AHS Shows Support to Mighty Mitch
“Being in everyone’s thoughts and prayers, feeling the support is incredible. I encourage everyone to go out and do something nice for someone else, pay it forward because it will come in handy, and hopefully me paying it forward in the past is coming in handy right now.”
September 12, 2014
by Karly Monson
Harlan’s athletic director and head boys varsity basketball coach, Mitch Osborn, has been diagnosed with mantle cell non-hodgkin lymphoma. He started chemotherapy treatments on Sept. 9, each round of treatments two days at a time every four weeks.
Hearing this news, Atlantic High School decided to reach out and show some support for Osborn. AHS Student Council tweeted out “Our schools may be rivals, but it’s times like this we stick together. You are in our thoughts and prayers @OsbornMitch!”
Osborn said that Atlantic was the first one to put something like that on Twitter, and that started other schools tweeting him, like Creston and St. Albert. He even said that he had a direct tweet from junior Ryan Hawkins and a couple of other students from Atlantic. “Atlantic Student Council’s message to me is incredible. I retweeted it not for myself, but for Harlan STUCO and students to see the Atlantic student’s compassion towards me and can hopefully pay it back someday. Sometimes it takes something like this to pull everyone together.”
Other Hawkeye 10 schools have also sent support to Osborn. “We all compete against each other but to see each other in a different light is just incredible.”
“Very appreciative of it all.” – Mitch Osborn
This isn’t the only support Osborn is receiving, though. Tweets, text messages, emails, and phone calls are just some of the many ways people are showing care for Osborn. “All the support is overwhelming, just very overwhelming. A couple of boys in third period help me do a lot and I call them my assistants. My school administrative assistant has taken over doing a lot of extra things normally I could take care of and steps up when I’m gone, also my boss. There is just tremendous support.”

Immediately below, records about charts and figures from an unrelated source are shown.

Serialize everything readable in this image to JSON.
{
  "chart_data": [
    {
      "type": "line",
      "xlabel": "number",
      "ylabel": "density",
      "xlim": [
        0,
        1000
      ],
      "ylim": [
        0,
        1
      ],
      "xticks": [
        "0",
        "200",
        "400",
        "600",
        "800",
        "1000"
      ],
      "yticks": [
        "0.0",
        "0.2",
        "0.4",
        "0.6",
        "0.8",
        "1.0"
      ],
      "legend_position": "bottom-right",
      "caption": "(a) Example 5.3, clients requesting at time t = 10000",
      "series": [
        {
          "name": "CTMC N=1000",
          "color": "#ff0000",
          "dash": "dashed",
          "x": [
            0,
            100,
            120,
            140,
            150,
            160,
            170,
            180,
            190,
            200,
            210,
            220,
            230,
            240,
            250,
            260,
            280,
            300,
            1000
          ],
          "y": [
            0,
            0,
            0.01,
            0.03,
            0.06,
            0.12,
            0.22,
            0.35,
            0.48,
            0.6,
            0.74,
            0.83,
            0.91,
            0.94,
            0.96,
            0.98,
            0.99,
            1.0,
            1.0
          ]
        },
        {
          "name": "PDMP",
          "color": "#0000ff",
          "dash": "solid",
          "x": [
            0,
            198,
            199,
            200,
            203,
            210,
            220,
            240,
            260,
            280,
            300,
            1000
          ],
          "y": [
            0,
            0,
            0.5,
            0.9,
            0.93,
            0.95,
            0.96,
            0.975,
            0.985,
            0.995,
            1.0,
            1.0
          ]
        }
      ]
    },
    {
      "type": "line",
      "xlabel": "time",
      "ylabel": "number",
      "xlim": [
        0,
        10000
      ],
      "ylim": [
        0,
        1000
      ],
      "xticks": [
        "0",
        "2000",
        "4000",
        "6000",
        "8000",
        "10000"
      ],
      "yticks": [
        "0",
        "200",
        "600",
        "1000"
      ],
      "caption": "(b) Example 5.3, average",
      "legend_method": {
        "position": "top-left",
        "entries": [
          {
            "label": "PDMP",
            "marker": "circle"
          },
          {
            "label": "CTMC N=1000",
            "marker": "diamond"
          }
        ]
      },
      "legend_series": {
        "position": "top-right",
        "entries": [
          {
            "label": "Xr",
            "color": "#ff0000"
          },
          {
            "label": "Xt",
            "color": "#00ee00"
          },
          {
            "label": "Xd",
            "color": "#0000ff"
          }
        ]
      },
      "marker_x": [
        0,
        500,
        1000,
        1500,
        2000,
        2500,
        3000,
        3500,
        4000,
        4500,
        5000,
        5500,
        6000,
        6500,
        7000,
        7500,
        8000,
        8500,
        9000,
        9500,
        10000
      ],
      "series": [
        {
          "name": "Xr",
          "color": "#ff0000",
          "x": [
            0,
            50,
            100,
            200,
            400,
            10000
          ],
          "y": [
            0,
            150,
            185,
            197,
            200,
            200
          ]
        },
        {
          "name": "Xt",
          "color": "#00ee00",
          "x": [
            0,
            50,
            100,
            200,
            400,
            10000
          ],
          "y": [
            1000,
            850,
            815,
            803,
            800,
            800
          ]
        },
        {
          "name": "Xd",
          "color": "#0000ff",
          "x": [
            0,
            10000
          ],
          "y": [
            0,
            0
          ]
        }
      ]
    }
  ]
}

Osborn plans to still continue to coach varsity boys basketball. He doesn’t have any restrictions on his health, so his doctor said his body will be his judge. “I have treatments two days a month for this lymphoma; chemo two days now every four weeks, two in Oct., two in Nov., two in Dec., etc. The last part is a stem cell transplant, and that will be with my own stem cells. This is the last thing I will do, then hopefully everything will be in remission.” About coaching Osborn said, “I will coach and be able to work the treatments out with my schedule. If I’m tired and not up to doing the best I can do then my assistant’s will be doing some practices without me. There may be some games I won’t be coaching at but that’ll be played by ear. Hopefully I will be there, though.”
Osborn has mantle cell non-hodgkin lymphoma, and says it’s a “nasty and rare one” and will most likely “rear its ugly head up sometime in the future.” “Hopefully it’ll be longer down the road, but when it comes back we’ll have to go through chemo again and another stem cell transplant, but this time it would be from a donor. It’ll hide somewhere but will get its head up sometime. It’s one of those tough little boogers you can’t get rid of.”

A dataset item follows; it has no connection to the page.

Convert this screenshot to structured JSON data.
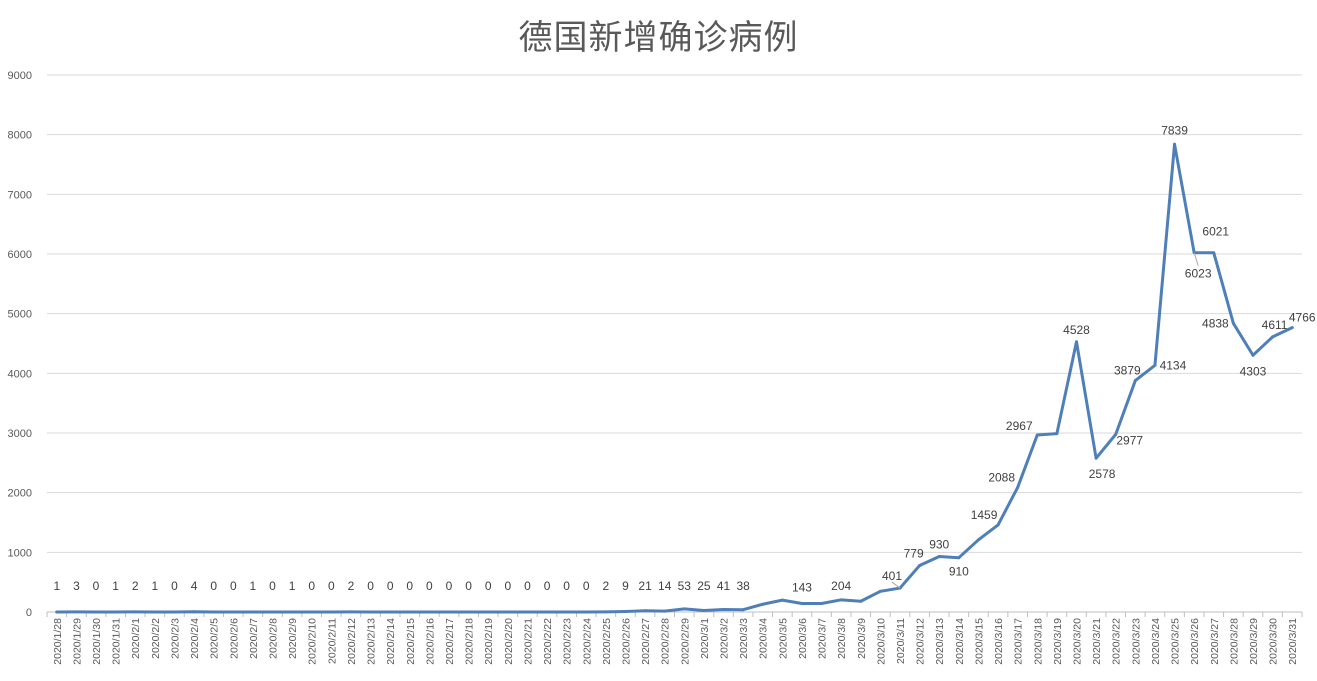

Students and faculty at Atlantic High School shared their reactions to Osborn’s diagnosis of lymphoma. Tina Franken, paraeducator and mother of varsity basketball player Garrett Franken, said she knew Osborn because he has coached against her kids for 12 years. She found out last week that he was diagnosed with the disease. Franken does not expect this to affect the upcoming basketball season and said it might help eliminate negativity in the teams and put what’s important in real life first.
Resource teacher Kathy Blazek emailed him because she felt it was the right thing to do as a teacher.
Sophomore Zac Stork said, “I’ve known him as a coach and have played Harlan a few times. I wanted to sign it as ‘great coach, great person.’ I feel like it is my duty to support the man.”
The sign made for Osborn will be shared with him from the students and faculty at Atlantic High School.